Investors betting against Elon Musk's electric-auto maker Tesla collectively lost an estimated $1 billion-plus on Thursday as the company's stock headed for its best day on Wall Street since 2013.
Tesla popped 16.5% Thursday to around $300 per share, meaning short sellers betting against the stock are on track for $1.4 billion in mark-to-market losses on the day — wiping out almost 70% of short sellers' year-to-date profits, estimates S3 Analytics.

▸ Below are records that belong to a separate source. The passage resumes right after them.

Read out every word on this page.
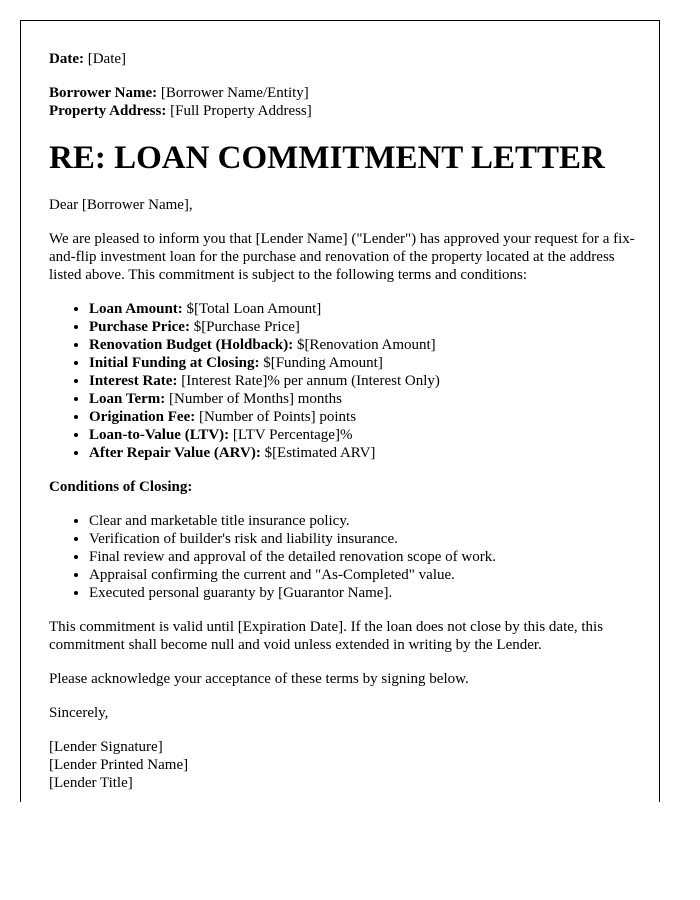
Date: [Date]

Borrower Name: [Borrower Name/Entity]

Property Address: [Full Property Address]

RE: LOAN COMMITMENT LETTER

Dear [Borrower Name],

We are pleased to inform you that [Lender Name] ("Lender") has approved your request for a fix-and-flip investment loan for the purchase and renovation of the property located at the address listed above. This commitment is subject to the following terms and conditions:

• Loan Amount: $[Total Loan Amount]
• Purchase Price: $[Purchase Price]
• Renovation Budget (Holdback): $[Renovation Amount]
• Initial Funding at Closing: $[Funding Amount]
• Interest Rate: [Interest Rate]% per annum (Interest Only)
• Loan Term: [Number of Months] months
• Origination Fee: [Number of Points] points
• Loan-to-Value (LTV): [LTV Percentage]%
• After Repair Value (ARV): $[Estimated ARV]

Conditions of Closing:

• Clear and marketable title insurance policy.
• Verification of builder's risk and liability insurance.
• Final review and approval of the detailed renovation scope of work.
• Appraisal confirming the current and "As-Completed" value.
• Executed personal guaranty by [Guarantor Name].

This commitment is valid until [Expiration Date]. If the loan does not close by this date, this commitment shall become null and void unless extended in writing by the Lender.

Please acknowledge your acceptance of these terms by signing below.

Sincerely,

[Lender Signature]

[Lender Printed Name]

[Lender Title]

"Short sellers are, as Elon Musk stated earlier in the year, 'feeling the burn,'" wrote Ihor Dusaniwsky, managing director at S3. "Prior to today's price move TSLA short sellers were up +$2.00 billion in mark-to-market profits, this is down from its year-to-date P/L high of +$5.16 billion of mark-to-market profits before TSLA began its sustained rally in June."
To be sure, those who bet against Tesla at the start of 2019 are still in the black to date with the equity down more than 11% this year after Thursday's price moves. Tesla stock closed at $254.68 on Wednesday, which at the time represented a 23.4% slide for 2019.
Tesla is the most heavily shorted stock in the U.S., as well as the most heavily shorted automaker in the world. Short interest, or the number of shares borrowed in hopes of buying them back at a profit after the stock drops, totals $9.03 billion for Tesla, according to S3.
Some high-profile short sellers such as Greenlight founder David Einhorn and Jim Chanos have clashed with Tesla and Musk in the last few years.
Musk himself has over the years taken to Twitter to do battle against such doubters, fighting back against investors betting against his stock and other detractors, often with controversial comments.
In May 2018, Musk tweeted that shorts were about to feel the "burn of the century." Over a year late, but maybe it's just starting to play out for the Tesla chief.